Regulation of the financial markets
Paris, June 22, 2010
In light of agreement in the G20 that the financial sector should make a fair and substantial contribution towards paying for any burdens associated with government interventions to repair the banking system or fund resolution in a financial crisis, and the valuable work undertaken by the IMF in response to this (and the conclusions of the European Council on 17 June), the governments of France, the United Kingdom and Germany propose to introduce bank levies based on banks’ balance sheets.
The United Kingdom bank tax is announced today, Tuesday, 22 June, in the Budget. France will present the details of its bank tax in the coming Budget. Germany announced a framework for a national bank levy at the end of March and will present draft legislation in the Cabinet in the summer. All three levies will aim to ensure that banks make a fair contribution to reflect the risks they pose to the financial system and wider economy, and to encourage banks to adjust their balance sheets to reduce this risk.
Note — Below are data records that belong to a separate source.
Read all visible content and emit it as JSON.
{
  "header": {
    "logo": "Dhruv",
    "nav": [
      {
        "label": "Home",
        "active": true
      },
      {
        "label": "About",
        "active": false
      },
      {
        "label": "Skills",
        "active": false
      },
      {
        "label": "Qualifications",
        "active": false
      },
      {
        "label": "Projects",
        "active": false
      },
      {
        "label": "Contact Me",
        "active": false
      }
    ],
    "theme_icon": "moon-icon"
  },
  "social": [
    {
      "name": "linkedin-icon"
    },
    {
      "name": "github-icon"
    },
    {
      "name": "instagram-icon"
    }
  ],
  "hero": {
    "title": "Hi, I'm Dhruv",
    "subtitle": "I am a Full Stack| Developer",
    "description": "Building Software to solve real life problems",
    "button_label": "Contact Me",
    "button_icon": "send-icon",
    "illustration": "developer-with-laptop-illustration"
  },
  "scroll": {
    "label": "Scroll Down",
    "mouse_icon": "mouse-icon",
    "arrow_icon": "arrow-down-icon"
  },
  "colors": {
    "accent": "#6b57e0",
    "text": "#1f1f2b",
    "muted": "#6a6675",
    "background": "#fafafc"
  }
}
The specific design of each may differ to reflect our different domestic circumstances and tax systems, but the level of the levy will take into consideration the need to ensure a level playing field.
The French, UK and German governments are committed to the full implementation of the ambitious G20 financial sector reform agenda and look forward to discussing these proposals further with international partners at the G20 summit in Toronto on 24 June./.